Lots of parasites vs inflammation
Undoubtedly, inflammation is a hallmark of S. neurona sarcocystosis and EPM. Inflammation was due to the presence of the parasites and/or the immune reaction to them.
In our study, antibody was detected in conjunction with early signs. Eventual EPM was prevented by vaccination (prior to challenge) using a recombinant vaccine that was identical to the challenge organism’s phenotype. The vaccinated horses attained very high antibody titers.

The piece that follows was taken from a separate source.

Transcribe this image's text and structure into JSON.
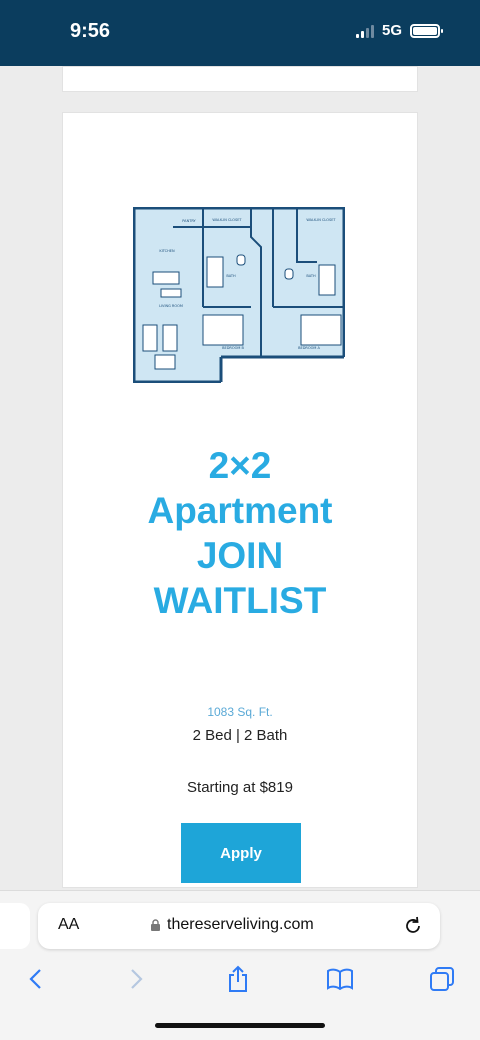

Our data indicated that antibodies (humoral immunity) did not mediate the inflammatory reaction that induced the multifocal signs. If it had been antibody mediated, the vaccinated horses, the ones with the highest antibodies, would be the sickest. The presence of antibodies ameliorated the clinical signs of EPM in the animals. This is why we say don’t treat antibodies, we say treat disease. And this is another reason why we discourage prophylactic anti-protozoal drugs that have not been tested for this indication.
Predicting outcomes from the soapbox
In summary, horses with mild ataxia, toe dragging and any of the other multitudes of signs that prompt the horse owner and the veterinarian to suspect EPM should be tested for antibodies against S. neurona. We’d like you to suspect sarcocystosis first. If the horse is not depressed and not showing any vestibular signs along with the gait deficits, we are fairly sure you will have a good to great outcome with therapy. This is why we discourage prophylactic anti-protozoal drugs that have not been tested for prophylaxis. If you are using a prophylactic protocol be sure and understand the experiments and possible outcomes of the program. Following anecdotal evidence can harm your horse.
Horses with vestibular signs, a wobbly gait and moderate to severe depression, may have EPM. There may be parasites present in the CNS. These horses are severely weak and ataxic. These cases may respond to treatment, just not as quickly and not as completely. These cases often relapse.